Actions à entreprendre:
Les actions d'information et de promotion des produits oléicoles doivent poursuivre simultanément différents objectifs, comme l'amélioration de l'image du produit, la stimulation des consommations et la conquête de nouveaux marchés. Différentes mesures de promotion existent au sein de la PAC tant au niveau de l'Organisation Commune de Marché que dans le cadre du Développement Rural. La future politique de promotion de l'UE sera plus attractive et plus efficace. Elle sera ouverte à davantage de bénéficiaires. Ses orientations viseraient en particulier:
Un élargissement du champ d'application des mesures d'information et de promotion à de nouveaux bénéficiaires (organisations de producteurs, regroupements de producteurs, PME) au-delà des organisations professionnelles. Ceci pourrait conduire à davantage de programmes de promotion et des actions de meilleure qualité;
La mention de l'origine nationale dans des actions d'information et de promotion: cette mention additionnelle, demeurant secondaire par rapport à la référence à l'origine européenne, pourrait apporter un avantage sur certains marchés. Cette disposition est autorisée pour les AOP/IGP mais pourrait être étendue;
La conception d'actions de promotion dans une stratégie à long terme, qui s'avère être plus efficace. L'assurance d'une continuité des programmes dans le temps est fort important;
La recherche d'une meilleure cohérence et complémentarité au sein des actions de promotion de la PAC ainsi qu'une meilleure synergie entre les programmes financés par l'UE et ceux du COI. En particulier, une diffusion plus large des informations et calendriers relatifs aux actions de promotion pourrait augmenter l'efficacité globale de celles-ci.

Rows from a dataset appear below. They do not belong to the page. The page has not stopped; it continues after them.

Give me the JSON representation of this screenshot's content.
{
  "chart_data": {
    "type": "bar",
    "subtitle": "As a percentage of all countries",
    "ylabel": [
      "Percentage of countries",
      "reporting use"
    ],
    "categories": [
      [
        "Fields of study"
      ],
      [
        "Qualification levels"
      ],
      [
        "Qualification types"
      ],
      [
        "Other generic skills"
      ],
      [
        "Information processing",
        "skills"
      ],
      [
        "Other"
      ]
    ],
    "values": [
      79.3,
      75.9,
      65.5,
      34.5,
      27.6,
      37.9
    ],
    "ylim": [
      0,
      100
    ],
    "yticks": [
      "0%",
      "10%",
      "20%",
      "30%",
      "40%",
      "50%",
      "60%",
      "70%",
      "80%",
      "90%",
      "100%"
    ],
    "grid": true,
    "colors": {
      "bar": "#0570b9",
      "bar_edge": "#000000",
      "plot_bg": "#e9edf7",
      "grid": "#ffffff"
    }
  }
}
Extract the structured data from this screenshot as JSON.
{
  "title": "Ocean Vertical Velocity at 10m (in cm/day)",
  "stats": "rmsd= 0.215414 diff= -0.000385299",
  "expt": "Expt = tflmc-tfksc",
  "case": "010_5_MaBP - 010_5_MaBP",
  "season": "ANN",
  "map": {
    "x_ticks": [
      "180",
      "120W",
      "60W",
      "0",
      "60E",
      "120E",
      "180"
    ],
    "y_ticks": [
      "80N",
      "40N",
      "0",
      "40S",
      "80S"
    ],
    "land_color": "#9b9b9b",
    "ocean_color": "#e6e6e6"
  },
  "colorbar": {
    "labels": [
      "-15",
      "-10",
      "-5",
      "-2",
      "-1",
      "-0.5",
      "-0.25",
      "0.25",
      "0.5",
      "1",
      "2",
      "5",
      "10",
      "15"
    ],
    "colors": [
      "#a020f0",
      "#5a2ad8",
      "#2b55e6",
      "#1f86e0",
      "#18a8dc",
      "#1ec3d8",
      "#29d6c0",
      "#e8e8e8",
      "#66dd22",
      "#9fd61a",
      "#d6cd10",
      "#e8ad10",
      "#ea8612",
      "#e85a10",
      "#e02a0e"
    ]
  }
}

Dans ce contexte réformé, la filière disposera d'un outil plus efficace pour développer des programmes de promotion sur les marchés d'exportation les plus porteurs (USA, Brésil, Canada, Australie et Japon), avec une attention particulière sur l'ouverture de nouveaux marchés (Chine, Russie, Inde) et sur les pays non producteurs d'olives de l'UE.

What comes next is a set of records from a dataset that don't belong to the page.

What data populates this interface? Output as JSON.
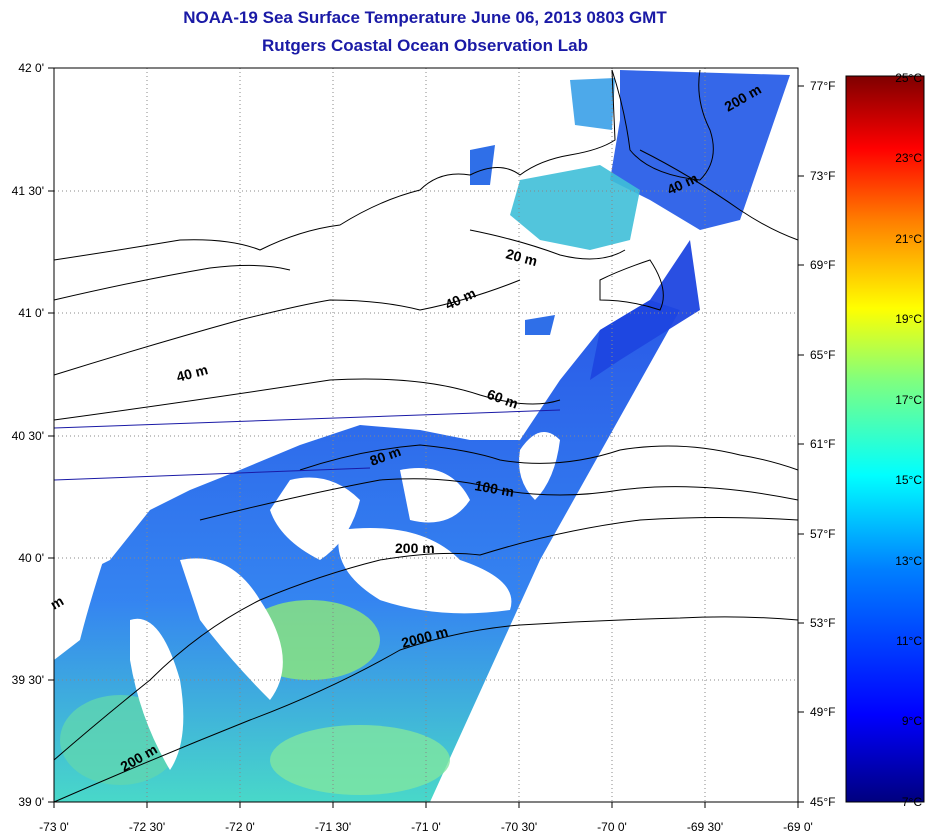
{
  "title": "NOAA-19 Sea Surface Temperature June 06, 2013 0803 GMT",
  "subtitle": "Rutgers Coastal Ocean Observation Lab",
  "map": {
    "lon_range": [
      -73,
      -69
    ],
    "lat_range": [
      39,
      42
    ],
    "lon_ticks": [
      "-73 0'",
      "-72 30'",
      "-72 0'",
      "-71 30'",
      "-71 0'",
      "-70 30'",
      "-70 0'",
      "-69 30'",
      "-69 0'"
    ],
    "lat_ticks": [
      "39 0'",
      "39 30'",
      "40 0'",
      "40 30'",
      "41 0'",
      "41 30'",
      "42 0'"
    ],
    "grid": true,
    "contour_labels": [
      "200 m",
      "40 m",
      "20 m",
      "40 m",
      "40 m",
      "60 m",
      "80 m",
      "100 m",
      "200 m",
      "2000 m",
      "200 m",
      "m"
    ]
  },
  "colorbar": {
    "celsius_labels": [
      "25°C",
      "23°C",
      "21°C",
      "19°C",
      "17°C",
      "15°C",
      "13°C",
      "11°C",
      "9°C",
      "7°C"
    ],
    "fahrenheit_labels": [
      "77°F",
      "73°F",
      "69°F",
      "65°F",
      "61°F",
      "57°F",
      "53°F",
      "49°F",
      "45°F"
    ],
    "colors": [
      "#7f0000",
      "#ff0000",
      "#ff7f00",
      "#ffff00",
      "#7fff7f",
      "#00ffff",
      "#007fff",
      "#0000ff",
      "#00007f"
    ]
  }
}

5. Conseil Oléicole International
Constat:
Le COI, qui regroupe 17 Membres dont l'UE, accomplit des fonctions multiples en particulier la régulation et la normalisation du commerce oléicole international, la défense de la qualité de l'huile d'olive ainsi que la promotion et l'information du consommateur;
L'Accord de 2005 en vigueur expire le 31 décembre 2014, à moins que les Membres du COI ne décident de le proroger, de le reconduire ou de le renouveler (article 47);
95 % de la production mondiale d'huile d'olive provient des pays membres du COI.
Action à entreprendre:
Examen avec les autres membres du Conseil du COI de l'opportunité d'élargir l'Accord de 2005 non seulement à tous les pays producteurs mais aussi aux pays consommateurs pour renforcer le leadership de cette Organisation;
Au cas où les discussions en vue d'arriver à un tel accord nécessiteraient plus de temps, une prolongation de deux ans de l'Accord actuel pourrait être envisagée;
Pour l'UE, les normes COI restent la référence dans le commerce international. Il convient de soutenir au mieux cette organisation et d'encourager les discussions pour l'amélioration de la qualité au sein de ce forum.

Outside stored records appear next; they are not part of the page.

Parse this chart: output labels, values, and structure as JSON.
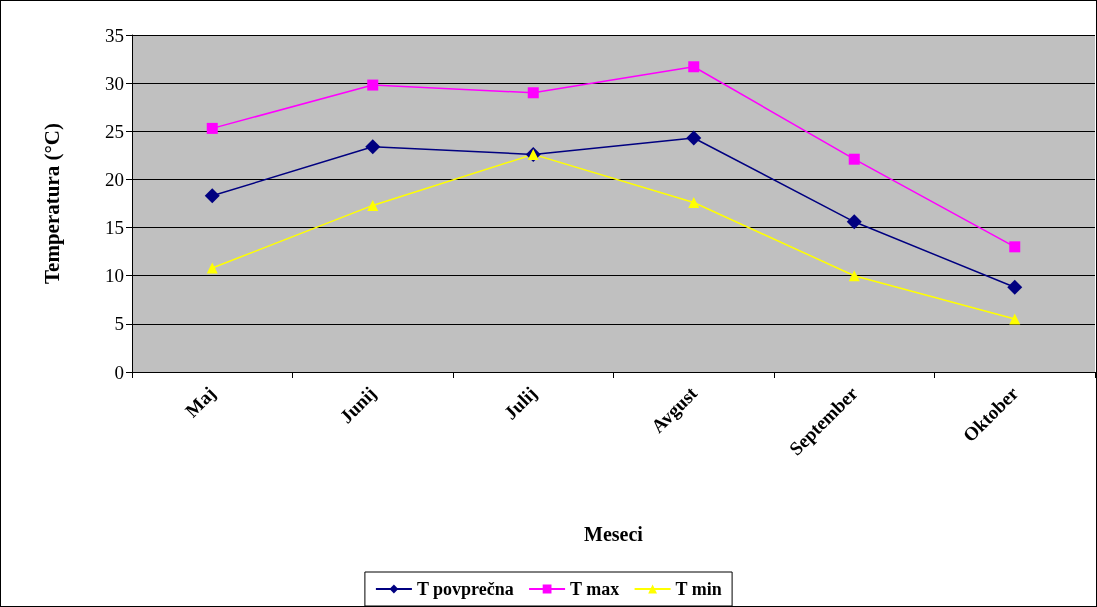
{
  "chart_data": {
    "type": "line",
    "xlabel": "Meseci",
    "ylabel": "Temperatura (°C)",
    "categories": [
      "Maj",
      "Junij",
      "Julij",
      "Avgust",
      "September",
      "Oktober"
    ],
    "series": [
      {
        "name": "T povprečna",
        "color": "#000080",
        "marker": "diamond",
        "values": [
          18.3,
          23.4,
          22.6,
          24.3,
          15.6,
          8.8
        ]
      },
      {
        "name": "T max",
        "color": "#ff00ff",
        "marker": "square",
        "values": [
          25.3,
          29.8,
          29.0,
          31.7,
          22.1,
          13.0
        ]
      },
      {
        "name": "T min",
        "color": "#ffff00",
        "marker": "triangle",
        "values": [
          10.8,
          17.3,
          22.6,
          17.6,
          10.0,
          5.5
        ]
      }
    ],
    "ylim": [
      0,
      35
    ],
    "yticks": [
      0,
      5,
      10,
      15,
      20,
      25,
      30,
      35
    ],
    "grid": "y",
    "legend": "bottom",
    "line_style": "solid"
  }
}
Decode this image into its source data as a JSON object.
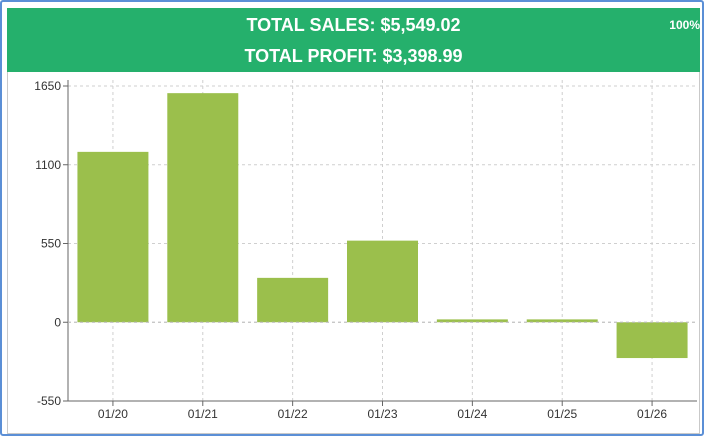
{
  "header": {
    "total_sales_label": "TOTAL SALES: $5,549.02",
    "total_profit_label": "TOTAL PROFIT: $3,398.99",
    "zoom": "100%"
  },
  "colors": {
    "header_bg": "#25b06c",
    "bar": "#9bbf4c",
    "frame_border": "#5b8fd6"
  },
  "chart_data": {
    "type": "bar",
    "categories": [
      "01/20",
      "01/21",
      "01/22",
      "01/23",
      "01/24",
      "01/25",
      "01/26"
    ],
    "values": [
      1190,
      1600,
      310,
      570,
      20,
      20,
      -250
    ],
    "yticks": [
      -550,
      0,
      550,
      1100,
      1650
    ],
    "ylim": [
      -550,
      1650
    ],
    "grid": true,
    "title": "",
    "xlabel": "",
    "ylabel": ""
  }
}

6. Concurrence avec les pays tiers
Constat:
Depuis les années 1990, on observe le développement de l'oléiculture en dehors du bassin méditerranéen, berceau historique de la culture. Certains nouveaux pays producteurs restent par ailleurs de grands consommateurs des huiles communautaires et exercent, via leurs filières oléicoles, un rôle important dans l'apparition de nouveaux paramètres de qualité, qui dévient de ceux du COI. Ceux-ci répondent plutôt aux exigences de leurs propres marchés.
Actions à entreprendre:
Comme elle le fait aujourd'hui, l'UE devrait continuer à s'opposer à tout écart de la norme CODEX dans le cadre des règles OMC ainsi qu' à toute disposition pouvant avoir l'effet d'un obstacle technique aux échanges;
Dans ses relations bilatérales en coopération avec les États membres, l'UE devrait continuer à soulever les questions contentieuses et cherchera les solutions les plus appropriées.